In Part one of this blog, we discussed some of the reasons DIY data platform projects often fail to deliver promised benefits, or do so at unexpectedly high cost.
To review: building a do-it-yourself (DIY) data solution from non-R&D-focused components means assuming responsibility to select, integrate, and lifecycle-manage all the pieces and parts, and researching, architecting, building, and maintaining all the integrations. That's a tall order, requiring headcount and specialized skills — mostly focused on building and operating and getting data into the platform, and much less focused on extracting maximum value from the data itself.
Making matters worse, there's an "impedance mismatch" between the capabilities offered by generic data components and services (ingestion, transformation, cloud storage and search, etc.) and biopharma infrastructure, workflow, regulatory, and scientific characteristics and requirements. So a DIY project that aims to create a quality solution needs to fill the gap: providing the needed scientific and process knowledge to extract, parse, and enrich data close to its sources (data without context has limited utility), and map data into an ontology/schema that makes it readily findable, accessible, interoperable, and reusable (FAIR).

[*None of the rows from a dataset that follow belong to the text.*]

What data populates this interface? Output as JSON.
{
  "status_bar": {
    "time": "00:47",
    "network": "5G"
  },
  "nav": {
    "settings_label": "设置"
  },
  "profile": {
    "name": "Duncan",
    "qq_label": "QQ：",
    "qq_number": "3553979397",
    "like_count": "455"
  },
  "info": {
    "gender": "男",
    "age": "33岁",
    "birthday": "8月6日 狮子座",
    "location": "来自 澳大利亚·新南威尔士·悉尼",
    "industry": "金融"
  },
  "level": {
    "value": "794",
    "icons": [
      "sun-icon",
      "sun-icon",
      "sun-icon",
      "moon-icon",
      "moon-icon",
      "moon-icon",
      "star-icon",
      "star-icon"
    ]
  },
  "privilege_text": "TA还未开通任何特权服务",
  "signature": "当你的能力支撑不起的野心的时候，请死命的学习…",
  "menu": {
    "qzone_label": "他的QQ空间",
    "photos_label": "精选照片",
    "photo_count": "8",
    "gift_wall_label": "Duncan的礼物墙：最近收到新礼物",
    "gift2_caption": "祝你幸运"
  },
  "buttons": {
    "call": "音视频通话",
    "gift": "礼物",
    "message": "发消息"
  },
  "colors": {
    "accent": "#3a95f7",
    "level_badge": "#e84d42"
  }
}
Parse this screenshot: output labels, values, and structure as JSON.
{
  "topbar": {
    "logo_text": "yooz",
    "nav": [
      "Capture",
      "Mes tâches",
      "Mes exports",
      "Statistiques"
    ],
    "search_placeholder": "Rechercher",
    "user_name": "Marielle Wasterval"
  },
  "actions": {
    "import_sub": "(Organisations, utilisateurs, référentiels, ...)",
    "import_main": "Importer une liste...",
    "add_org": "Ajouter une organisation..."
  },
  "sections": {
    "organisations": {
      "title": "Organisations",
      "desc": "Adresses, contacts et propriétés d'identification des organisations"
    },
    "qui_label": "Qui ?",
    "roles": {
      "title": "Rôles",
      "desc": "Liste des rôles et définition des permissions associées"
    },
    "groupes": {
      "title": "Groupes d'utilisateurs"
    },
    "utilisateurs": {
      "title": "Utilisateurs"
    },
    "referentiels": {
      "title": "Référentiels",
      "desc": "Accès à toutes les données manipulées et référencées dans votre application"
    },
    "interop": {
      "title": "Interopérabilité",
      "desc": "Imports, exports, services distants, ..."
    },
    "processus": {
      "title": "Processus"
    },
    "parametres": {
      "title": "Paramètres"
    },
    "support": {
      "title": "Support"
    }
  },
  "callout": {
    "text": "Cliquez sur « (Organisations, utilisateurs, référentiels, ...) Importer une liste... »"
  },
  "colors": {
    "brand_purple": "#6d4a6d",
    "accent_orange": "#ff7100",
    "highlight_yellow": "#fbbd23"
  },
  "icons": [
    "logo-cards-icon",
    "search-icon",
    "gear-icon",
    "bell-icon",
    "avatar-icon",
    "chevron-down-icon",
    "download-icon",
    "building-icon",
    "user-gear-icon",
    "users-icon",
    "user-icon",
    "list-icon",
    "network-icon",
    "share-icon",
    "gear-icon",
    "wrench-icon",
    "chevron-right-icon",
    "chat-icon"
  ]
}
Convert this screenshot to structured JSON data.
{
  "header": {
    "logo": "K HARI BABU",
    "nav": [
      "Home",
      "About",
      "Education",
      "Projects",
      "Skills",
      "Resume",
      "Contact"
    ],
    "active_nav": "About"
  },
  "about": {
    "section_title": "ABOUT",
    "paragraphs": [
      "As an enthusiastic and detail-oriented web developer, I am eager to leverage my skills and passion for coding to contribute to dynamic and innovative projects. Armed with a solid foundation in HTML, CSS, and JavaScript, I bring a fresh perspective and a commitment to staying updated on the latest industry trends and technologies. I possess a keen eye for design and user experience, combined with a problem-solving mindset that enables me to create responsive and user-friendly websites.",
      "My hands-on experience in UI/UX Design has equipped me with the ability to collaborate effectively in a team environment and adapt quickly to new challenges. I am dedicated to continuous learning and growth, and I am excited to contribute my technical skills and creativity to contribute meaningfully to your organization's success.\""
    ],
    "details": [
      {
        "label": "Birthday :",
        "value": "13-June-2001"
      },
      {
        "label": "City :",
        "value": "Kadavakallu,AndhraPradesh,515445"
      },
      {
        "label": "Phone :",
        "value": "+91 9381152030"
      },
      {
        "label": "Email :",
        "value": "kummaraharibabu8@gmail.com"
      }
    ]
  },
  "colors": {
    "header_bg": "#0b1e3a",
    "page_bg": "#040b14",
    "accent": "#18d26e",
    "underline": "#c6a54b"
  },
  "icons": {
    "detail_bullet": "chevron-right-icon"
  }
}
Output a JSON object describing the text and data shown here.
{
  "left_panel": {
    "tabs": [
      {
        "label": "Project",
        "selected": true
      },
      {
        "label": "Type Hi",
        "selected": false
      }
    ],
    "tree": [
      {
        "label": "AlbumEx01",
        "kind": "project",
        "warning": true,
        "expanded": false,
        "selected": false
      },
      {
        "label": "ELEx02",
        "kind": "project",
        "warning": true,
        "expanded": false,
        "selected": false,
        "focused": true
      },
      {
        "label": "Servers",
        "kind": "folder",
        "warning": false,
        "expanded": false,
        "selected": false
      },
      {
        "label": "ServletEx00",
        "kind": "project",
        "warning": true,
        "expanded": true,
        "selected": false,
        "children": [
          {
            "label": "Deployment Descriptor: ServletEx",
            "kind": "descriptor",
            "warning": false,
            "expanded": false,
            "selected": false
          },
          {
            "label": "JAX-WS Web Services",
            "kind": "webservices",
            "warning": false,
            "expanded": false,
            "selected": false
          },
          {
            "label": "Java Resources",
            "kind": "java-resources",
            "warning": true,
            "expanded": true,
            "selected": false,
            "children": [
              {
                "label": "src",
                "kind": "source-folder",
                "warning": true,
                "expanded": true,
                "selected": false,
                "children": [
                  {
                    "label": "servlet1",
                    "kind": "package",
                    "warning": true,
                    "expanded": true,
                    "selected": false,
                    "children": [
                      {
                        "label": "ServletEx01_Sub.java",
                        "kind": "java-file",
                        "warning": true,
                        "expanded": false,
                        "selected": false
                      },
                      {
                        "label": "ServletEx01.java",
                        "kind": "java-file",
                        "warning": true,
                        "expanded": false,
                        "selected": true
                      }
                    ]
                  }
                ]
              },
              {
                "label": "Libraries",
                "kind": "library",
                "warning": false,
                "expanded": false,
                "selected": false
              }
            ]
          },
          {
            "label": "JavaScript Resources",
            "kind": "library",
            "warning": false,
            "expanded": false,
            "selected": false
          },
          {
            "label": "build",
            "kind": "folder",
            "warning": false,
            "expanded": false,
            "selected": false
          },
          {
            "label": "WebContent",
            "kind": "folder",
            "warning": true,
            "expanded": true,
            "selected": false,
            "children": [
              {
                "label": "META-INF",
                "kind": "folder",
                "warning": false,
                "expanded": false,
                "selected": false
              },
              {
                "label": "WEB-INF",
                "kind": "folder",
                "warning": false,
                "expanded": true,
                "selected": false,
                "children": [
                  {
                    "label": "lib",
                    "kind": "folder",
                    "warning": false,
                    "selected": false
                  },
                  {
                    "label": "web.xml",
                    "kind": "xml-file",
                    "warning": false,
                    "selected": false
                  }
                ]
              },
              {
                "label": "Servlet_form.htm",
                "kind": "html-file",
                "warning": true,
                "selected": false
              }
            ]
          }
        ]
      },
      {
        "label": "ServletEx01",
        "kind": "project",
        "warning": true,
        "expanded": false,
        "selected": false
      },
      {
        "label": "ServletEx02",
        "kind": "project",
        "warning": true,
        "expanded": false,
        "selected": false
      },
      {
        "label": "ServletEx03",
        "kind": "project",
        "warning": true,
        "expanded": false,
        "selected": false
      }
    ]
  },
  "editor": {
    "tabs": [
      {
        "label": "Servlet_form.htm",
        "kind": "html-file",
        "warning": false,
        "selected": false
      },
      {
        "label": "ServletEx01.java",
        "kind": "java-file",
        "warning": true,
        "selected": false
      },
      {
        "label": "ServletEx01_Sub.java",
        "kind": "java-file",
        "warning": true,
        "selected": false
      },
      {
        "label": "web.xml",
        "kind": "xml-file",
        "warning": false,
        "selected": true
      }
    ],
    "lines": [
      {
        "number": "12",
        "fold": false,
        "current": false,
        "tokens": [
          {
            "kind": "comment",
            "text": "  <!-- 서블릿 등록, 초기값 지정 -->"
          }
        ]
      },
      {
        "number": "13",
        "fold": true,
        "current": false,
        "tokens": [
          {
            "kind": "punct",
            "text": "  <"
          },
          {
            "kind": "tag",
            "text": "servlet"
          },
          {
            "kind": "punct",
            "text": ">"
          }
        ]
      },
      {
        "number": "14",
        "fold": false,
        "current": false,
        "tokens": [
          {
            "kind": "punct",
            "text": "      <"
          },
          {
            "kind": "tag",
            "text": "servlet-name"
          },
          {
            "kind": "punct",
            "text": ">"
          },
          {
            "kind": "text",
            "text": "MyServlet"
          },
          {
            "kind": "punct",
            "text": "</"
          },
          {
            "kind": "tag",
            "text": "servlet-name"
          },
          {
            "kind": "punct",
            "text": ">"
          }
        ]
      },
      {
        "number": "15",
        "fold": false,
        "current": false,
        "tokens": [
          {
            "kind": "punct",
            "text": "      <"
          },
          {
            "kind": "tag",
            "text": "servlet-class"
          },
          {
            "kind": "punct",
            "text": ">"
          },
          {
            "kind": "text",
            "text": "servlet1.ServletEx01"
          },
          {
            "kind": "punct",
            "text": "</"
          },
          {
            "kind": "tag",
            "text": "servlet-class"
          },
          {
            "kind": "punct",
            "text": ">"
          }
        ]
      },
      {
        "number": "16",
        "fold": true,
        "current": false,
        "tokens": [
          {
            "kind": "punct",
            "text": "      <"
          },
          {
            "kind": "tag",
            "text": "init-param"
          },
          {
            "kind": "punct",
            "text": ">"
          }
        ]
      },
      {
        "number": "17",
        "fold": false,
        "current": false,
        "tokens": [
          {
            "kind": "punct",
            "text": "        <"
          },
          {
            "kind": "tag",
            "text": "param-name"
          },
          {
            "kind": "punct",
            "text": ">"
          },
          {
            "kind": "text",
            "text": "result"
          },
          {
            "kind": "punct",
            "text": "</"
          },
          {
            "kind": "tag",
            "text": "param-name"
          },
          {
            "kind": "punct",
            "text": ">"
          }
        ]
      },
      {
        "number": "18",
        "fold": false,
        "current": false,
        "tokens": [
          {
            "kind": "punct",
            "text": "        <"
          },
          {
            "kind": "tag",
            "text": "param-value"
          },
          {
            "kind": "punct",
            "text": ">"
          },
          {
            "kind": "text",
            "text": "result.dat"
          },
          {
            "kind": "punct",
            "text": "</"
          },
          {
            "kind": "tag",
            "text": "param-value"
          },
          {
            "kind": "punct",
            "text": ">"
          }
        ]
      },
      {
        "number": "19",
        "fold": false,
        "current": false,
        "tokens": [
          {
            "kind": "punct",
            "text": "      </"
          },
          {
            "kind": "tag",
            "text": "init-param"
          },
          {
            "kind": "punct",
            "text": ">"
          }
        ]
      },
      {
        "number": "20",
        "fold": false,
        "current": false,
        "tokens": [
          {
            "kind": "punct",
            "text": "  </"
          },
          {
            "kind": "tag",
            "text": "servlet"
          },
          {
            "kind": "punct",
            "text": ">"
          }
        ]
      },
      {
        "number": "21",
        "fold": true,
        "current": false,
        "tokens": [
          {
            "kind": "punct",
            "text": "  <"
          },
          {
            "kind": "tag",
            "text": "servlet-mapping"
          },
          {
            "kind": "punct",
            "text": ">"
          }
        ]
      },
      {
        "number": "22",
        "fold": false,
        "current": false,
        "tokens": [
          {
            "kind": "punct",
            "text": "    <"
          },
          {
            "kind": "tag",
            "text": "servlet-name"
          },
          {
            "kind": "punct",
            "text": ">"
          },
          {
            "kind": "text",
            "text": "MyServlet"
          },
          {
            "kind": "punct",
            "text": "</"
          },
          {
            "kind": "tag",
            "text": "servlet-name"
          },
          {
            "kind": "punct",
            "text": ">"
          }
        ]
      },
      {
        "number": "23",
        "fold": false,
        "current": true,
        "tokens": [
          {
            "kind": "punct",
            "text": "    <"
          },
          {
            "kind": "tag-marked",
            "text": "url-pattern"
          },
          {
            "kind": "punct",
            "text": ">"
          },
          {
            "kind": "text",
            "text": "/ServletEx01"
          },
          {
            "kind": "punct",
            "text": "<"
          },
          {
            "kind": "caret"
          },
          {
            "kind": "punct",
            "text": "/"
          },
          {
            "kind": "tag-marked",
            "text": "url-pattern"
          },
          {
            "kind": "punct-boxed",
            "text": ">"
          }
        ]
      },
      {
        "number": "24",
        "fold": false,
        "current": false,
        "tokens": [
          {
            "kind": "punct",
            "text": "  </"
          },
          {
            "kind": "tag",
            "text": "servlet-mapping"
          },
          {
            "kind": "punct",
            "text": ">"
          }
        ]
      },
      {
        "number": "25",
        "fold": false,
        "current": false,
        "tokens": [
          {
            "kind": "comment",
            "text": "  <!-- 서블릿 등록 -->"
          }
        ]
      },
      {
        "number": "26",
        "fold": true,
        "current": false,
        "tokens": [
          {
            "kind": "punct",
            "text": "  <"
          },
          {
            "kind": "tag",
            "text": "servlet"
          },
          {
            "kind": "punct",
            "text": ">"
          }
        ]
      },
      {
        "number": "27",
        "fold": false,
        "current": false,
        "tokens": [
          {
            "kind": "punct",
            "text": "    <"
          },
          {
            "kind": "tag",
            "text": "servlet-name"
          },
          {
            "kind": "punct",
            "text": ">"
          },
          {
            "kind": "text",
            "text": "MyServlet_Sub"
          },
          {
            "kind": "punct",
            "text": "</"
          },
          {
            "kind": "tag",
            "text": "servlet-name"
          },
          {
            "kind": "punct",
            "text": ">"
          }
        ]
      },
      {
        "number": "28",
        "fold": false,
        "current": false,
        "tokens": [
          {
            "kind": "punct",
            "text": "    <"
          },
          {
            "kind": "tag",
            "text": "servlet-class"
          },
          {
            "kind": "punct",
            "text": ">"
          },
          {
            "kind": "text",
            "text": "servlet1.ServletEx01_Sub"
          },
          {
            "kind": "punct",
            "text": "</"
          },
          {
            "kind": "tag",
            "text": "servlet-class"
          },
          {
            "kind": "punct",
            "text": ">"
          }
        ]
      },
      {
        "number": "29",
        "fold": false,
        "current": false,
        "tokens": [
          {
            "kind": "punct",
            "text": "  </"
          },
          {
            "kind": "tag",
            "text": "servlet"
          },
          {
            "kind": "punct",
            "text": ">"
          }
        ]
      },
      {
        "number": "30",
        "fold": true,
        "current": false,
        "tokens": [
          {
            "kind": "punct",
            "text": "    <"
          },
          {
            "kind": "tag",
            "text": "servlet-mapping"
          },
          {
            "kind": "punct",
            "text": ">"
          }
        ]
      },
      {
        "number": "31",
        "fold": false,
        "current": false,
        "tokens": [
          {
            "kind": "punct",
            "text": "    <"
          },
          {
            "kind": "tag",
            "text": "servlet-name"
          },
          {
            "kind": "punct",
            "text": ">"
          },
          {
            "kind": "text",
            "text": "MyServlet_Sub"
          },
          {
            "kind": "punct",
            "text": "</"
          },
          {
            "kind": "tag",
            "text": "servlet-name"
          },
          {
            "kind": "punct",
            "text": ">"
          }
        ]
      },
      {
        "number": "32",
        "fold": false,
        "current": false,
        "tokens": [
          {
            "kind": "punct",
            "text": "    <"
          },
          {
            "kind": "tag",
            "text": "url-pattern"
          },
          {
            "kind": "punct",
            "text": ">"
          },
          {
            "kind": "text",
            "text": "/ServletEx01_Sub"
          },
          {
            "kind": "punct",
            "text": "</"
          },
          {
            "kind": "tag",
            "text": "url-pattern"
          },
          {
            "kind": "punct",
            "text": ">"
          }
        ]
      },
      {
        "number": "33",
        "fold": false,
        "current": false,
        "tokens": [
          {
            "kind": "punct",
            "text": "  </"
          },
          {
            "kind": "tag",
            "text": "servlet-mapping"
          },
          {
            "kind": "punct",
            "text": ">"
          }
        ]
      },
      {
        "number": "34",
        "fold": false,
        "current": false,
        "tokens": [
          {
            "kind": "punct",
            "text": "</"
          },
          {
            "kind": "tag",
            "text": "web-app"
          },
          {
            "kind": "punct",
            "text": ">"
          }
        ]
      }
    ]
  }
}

The result: DIY efforts can easily consume vast resources and compel non-strategic organizational spread, while delivering sub-par benefits: e.g., brittle, inflexible, hard-to-maintain integrations between data sources and targets (logically equivalent to one-off, point-to-point integrations, despite traversing a transformation tier and data lake/warehouse), and aggregated data that's devoid of context and non-schematized, so hard to find and use for automation, analysis, visualization, and discovery.
To meet these challenges requires a different approach. The Tetra R&D Data Cloud represents a fundamental shift in terms of how to bridge life sciences data sources and data targets to accelerate R&D.
Data-centric: treating data as the core asset, providing stewardship of data through its whole life cycle. Tetra R&D Data Cloud is architected to treat data as the continual focus: from acquisition, harmonization, data management, data processing, through to preparing the data for AI/ML and pushing to informatics/automation applications. TDP includes:
This data-centric architecture (plus the data-centric focus applied in building true R&D data integrations) ensures that:
Cloud-native: The Tetra R&D Data Cloud incorporates best-of-breed open source components and technologies (e.g., JSON, Parquet) and popular standards favored by scientists and by life sciences and data sciences professionals (e.g., SQL, Python, Jupyter) in an aggressively cloud-native architecture that ensures easy, flexible deployment, resilience, security, scalability, high performance, and minimum operational overhead, while optimizing to provide lowest total cost of ownership.
R&D-focused: with connectivity, integration and data models purpose built for experimental data at the core. TetraScience has created a large (and growing), broadly-skilled (software development, cloud computing, and life sciences), and disciplined organization, and evolved a mature process for identifying, building, and maintaining a library of fully-productized integrations to biopharma R&D data sources and targets, and also creating data models for common data sets. These integrations (including the associated data models, comprising the open IDS) are purpose-built and tailored to fulfill informatics and data analytics use cases in R&D.
Open and vendor-agnostic, leveraging a broad partner network: TetraScience has partnered and actively collaborates industry’s leading instrument and informatics software providers. This partner network collaborates closely, benefiting all the network members (and TetraScience customers) as our collective ecosystem grows. Partnering this way significantly accelerates integration development and productization, helps ensure integration quality, keeps integrations in sync with product updates, and helps guarantee that integrations fully support high-priority, real-world customer use-cases.
Biopharma can best exploit its most important asset — R&D data — by implementing a purpose-built, end-to-end solution that's data-centric, cloud-native, R&D-focused, and open. Hewing closely to these principles, Tetra Data Platform can help reduce non-strategic organizational spread, letting R&D IT organizations focus on adding value and pioneering new applications that accelerate discovery. At the same time, TDP can deliver to scientists, data scientists and other end-users a self-service, unified data experience — where data experts are in control of processing and data modeling, and can configure, manage, and track dataflows from end-to-end.